• 01. Une histoire de volupté (-16)

    Devant mon château des ténèbres, une douce lame vient heurter mon pied. Je me baisse et la ramasse. Une dague. Je me souviens d’en avoir plusieurs paires, étant moi-même disciple d’un dieu voleur et assassin, sans aucune pitié, mais celle-là est toute seule, tel une orpheline.
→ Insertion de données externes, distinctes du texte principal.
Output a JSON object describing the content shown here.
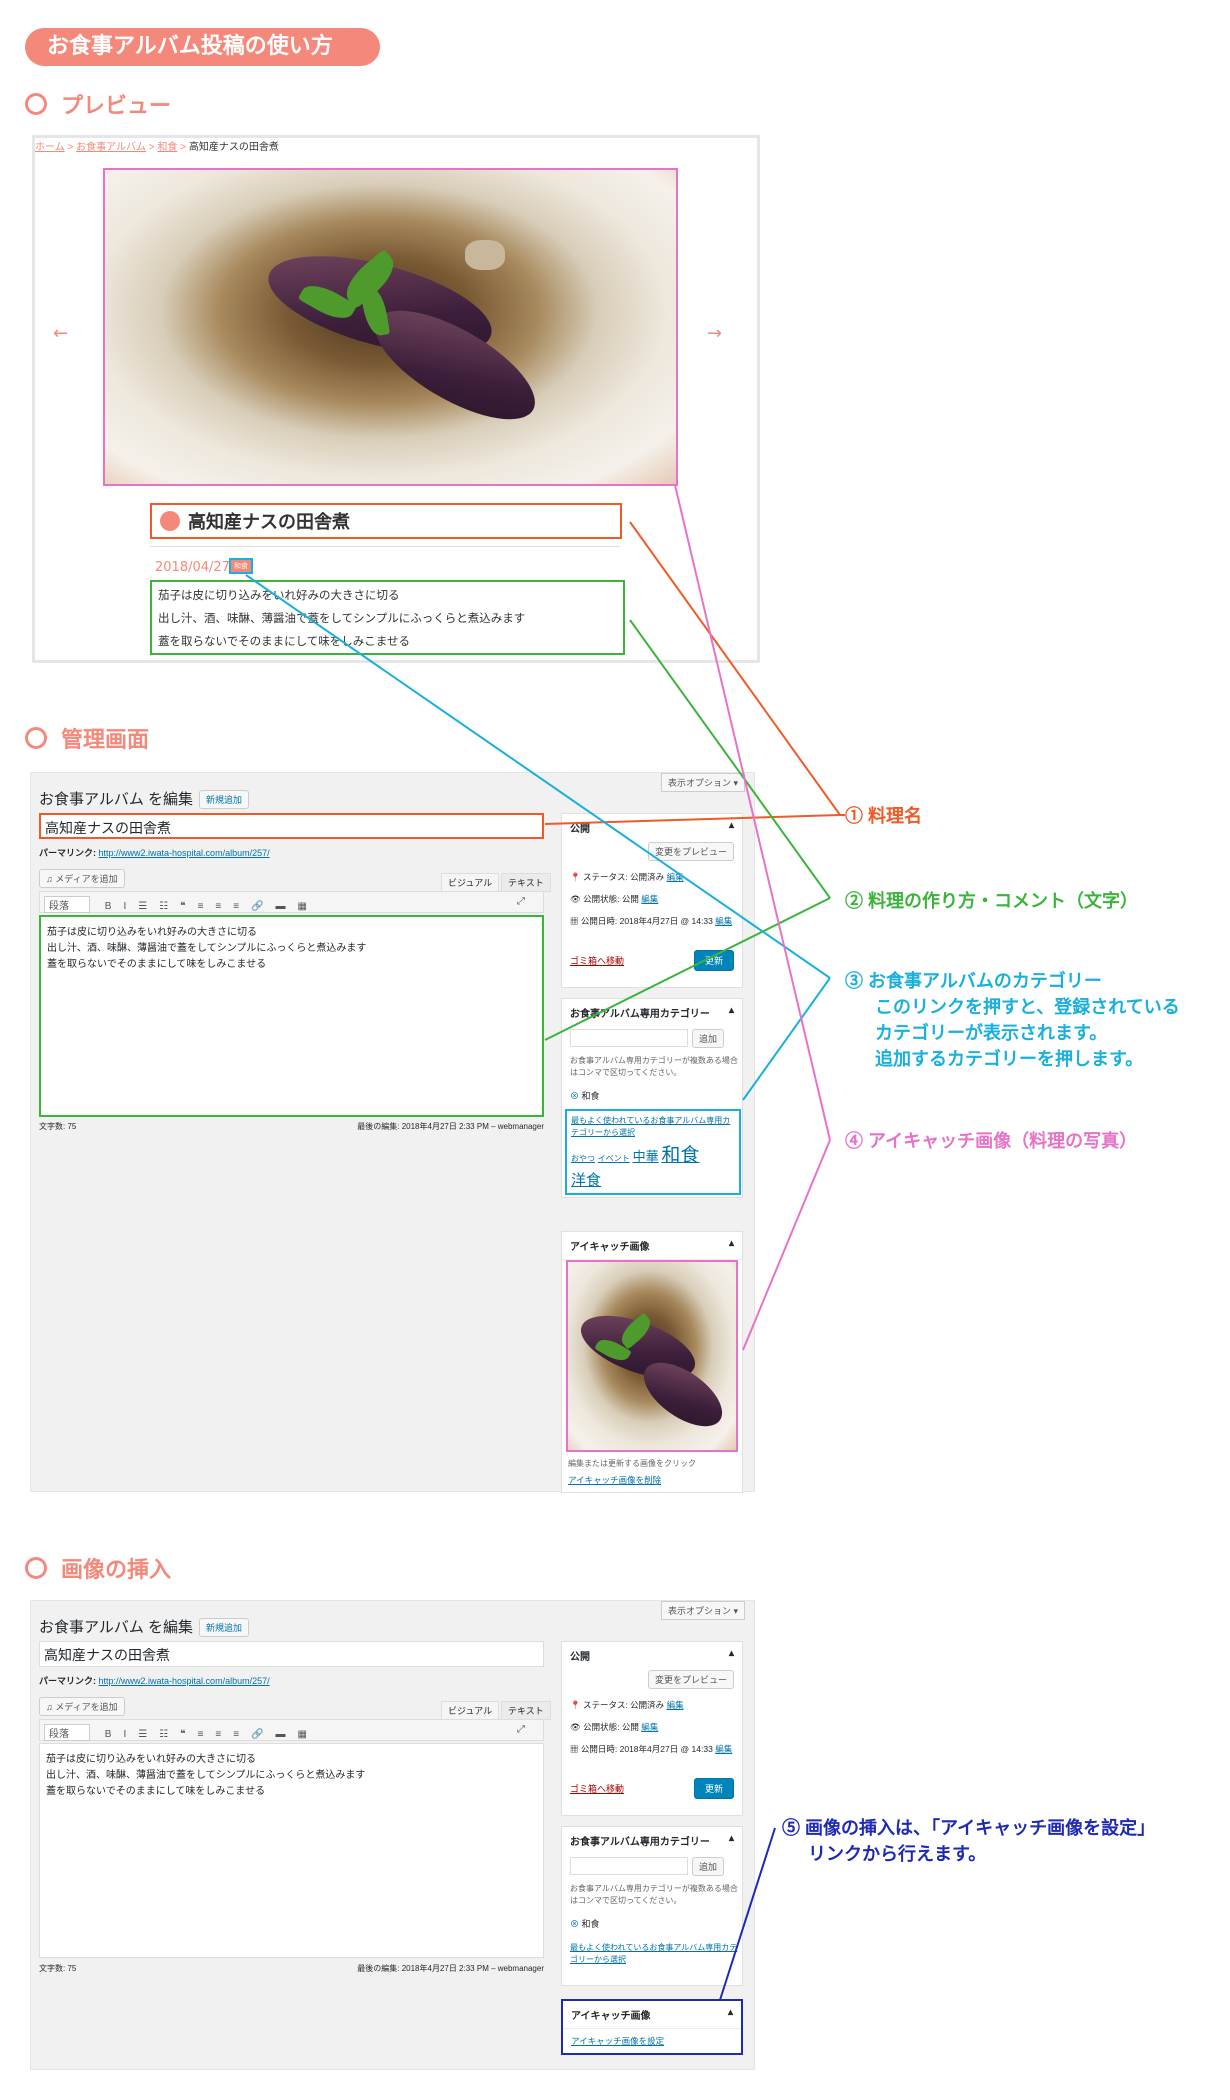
{
  "page_title": "お食事アルバム投稿の使い方",
  "sections": {
    "preview": "プレビュー",
    "admin": "管理画面",
    "insert": "画像の挿入"
  },
  "preview": {
    "breadcrumb": [
      "ホーム",
      "お食事アルバム",
      "和食",
      "高知産ナスの田舎煮"
    ],
    "sep": ">",
    "prev_arrow": "←",
    "next_arrow": "→",
    "title": "高知産ナスの田舎煮",
    "date": "2018/04/27",
    "category_tag": "和食",
    "lines": [
      "茄子は皮に切り込みをいれ好みの大きさに切る",
      "出し汁、酒、味醂、薄醤油で蓋をしてシンプルにふっくらと煮込みます",
      "蓋を取らないでそのままにして味をしみこませる"
    ]
  },
  "editor": {
    "heading": "お食事アルバム を編集",
    "add_new": "新規追加",
    "screen_options": "表示オプション ▾",
    "post_title": "高知産ナスの田舎煮",
    "permalink_label": "パーマリンク:",
    "permalink_url": "http://www2.iwata-hospital.com/album/257/",
    "add_media": "メディアを追加",
    "tab_visual": "ビジュアル",
    "tab_text": "テキスト",
    "format_select": "段落",
    "toolbar": [
      "B",
      "I",
      "☰",
      "☷",
      "❝",
      "≡",
      "≡",
      "≡",
      "🔗",
      "▬",
      "▦"
    ],
    "body_lines": [
      "茄子は皮に切り込みをいれ好みの大きさに切る",
      "出し汁、酒、味醂、薄醤油で蓋をしてシンプルにふっくらと煮込みます",
      "蓋を取らないでそのままにして味をしみこませる"
    ],
    "word_count": "文字数: 75",
    "last_edit": "最後の編集: 2018年4月27日 2:33 PM – webmanager",
    "publish": {
      "title": "公開",
      "preview_btn": "変更をプレビュー",
      "status": "ステータス: 公開済み",
      "visibility": "公開状態: 公開",
      "published": "公開日時: 2018年4月27日 @ 14:33",
      "edit": "編集",
      "trash": "ゴミ箱へ移動",
      "update": "更新"
    },
    "category": {
      "title": "お食事アルバム専用カテゴリー",
      "add_btn": "追加",
      "help": "お食事アルバム専用カテゴリーが複数ある場合はコンマで区切ってください。",
      "current": "和食",
      "most_used": "最もよく使われているお食事アルバム専用カテゴリーから選択",
      "tags": [
        "おやつ",
        "イベント",
        "中華",
        "和食",
        "洋食"
      ]
    },
    "featured": {
      "title": "アイキャッチ画像",
      "hint": "編集または更新する画像をクリック",
      "remove": "アイキャッチ画像を削除",
      "set": "アイキャッチ画像を設定"
    }
  },
  "callouts": {
    "c1": "① 料理名",
    "c2": "② 料理の作り方・コメント（文字）",
    "c3": [
      "③ お食事アルバムのカテゴリー",
      "このリンクを押すと、登録されている",
      "カテゴリーが表示されます。",
      "追加するカテゴリーを押します。"
    ],
    "c4": "④ アイキャッチ画像（料理の写真）",
    "c5": [
      "⑤ 画像の挿入は、「アイキャッチ画像を設定」",
      "リンクから行えます。"
    ]
  },
  "colors": {
    "accent": "#f4897b",
    "orange": "#f05a28",
    "green": "#3cb43c",
    "cyan": "#1ab0dc",
    "pink": "#e673c8",
    "navy": "#1e2ab4"
  }
}
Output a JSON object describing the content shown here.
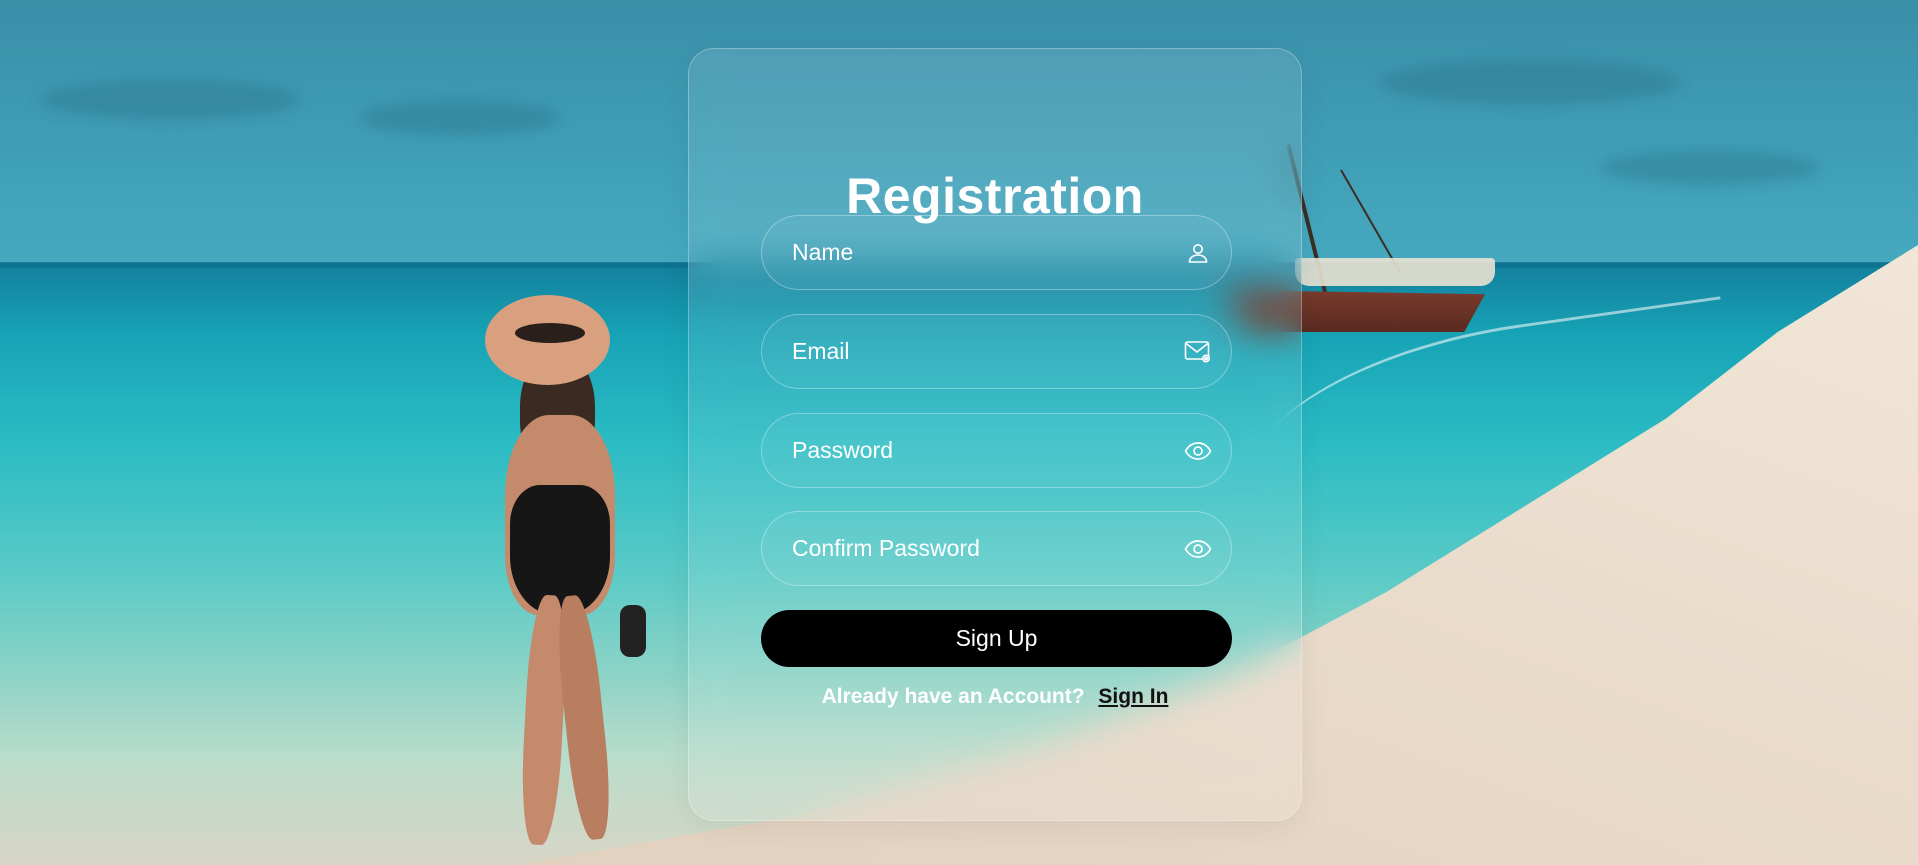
{
  "form": {
    "title": "Registration",
    "fields": [
      {
        "placeholder": "Name",
        "icon": "user-icon"
      },
      {
        "placeholder": "Email",
        "icon": "mail-icon"
      },
      {
        "placeholder": "Password",
        "icon": "eye-icon"
      },
      {
        "placeholder": "Confirm Password",
        "icon": "eye-icon"
      }
    ],
    "submit_label": "Sign Up",
    "footer_prompt": "Already have an Account?",
    "footer_link": "Sign In"
  },
  "colors": {
    "button_bg": "#000000",
    "text_primary": "#ffffff",
    "link": "#111111"
  }
}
    « Reste avec maman, va… Ma ceinture a une petite place pour toi. Mais je pense que tu seras mieux à côté du lit, à veiller sur moi. »

    Je la dépose ainsi sur la tablette de chevet. Puis, dès que j’éteins la bougie, je vois une drôle d’aura violacée luir autour de la dague. Je regarde le miroir, je vois une ombre. Qui semble me représenter. Qui sort pour prendre une apparence d’une moi démoniaque. En un nuage de fumée, mon reflet se transforme en démone.

    D’après la culture de l’île, il semblerait que ce soit Ombrage elle-même.

    « Enfin réussi à m’échapper de cette dague… Et on peut bien laisser cette bague deux minutes ! »

    J’ai du mal à y croire. C’est donc Ombrage…

    « Tu as un drôle d’air… Tu sembles perturbée par quelque chose, pas vrai ? Allez, raconte. »

    Ombrage n’a pas tort. La maligne, elle sait lire les visages.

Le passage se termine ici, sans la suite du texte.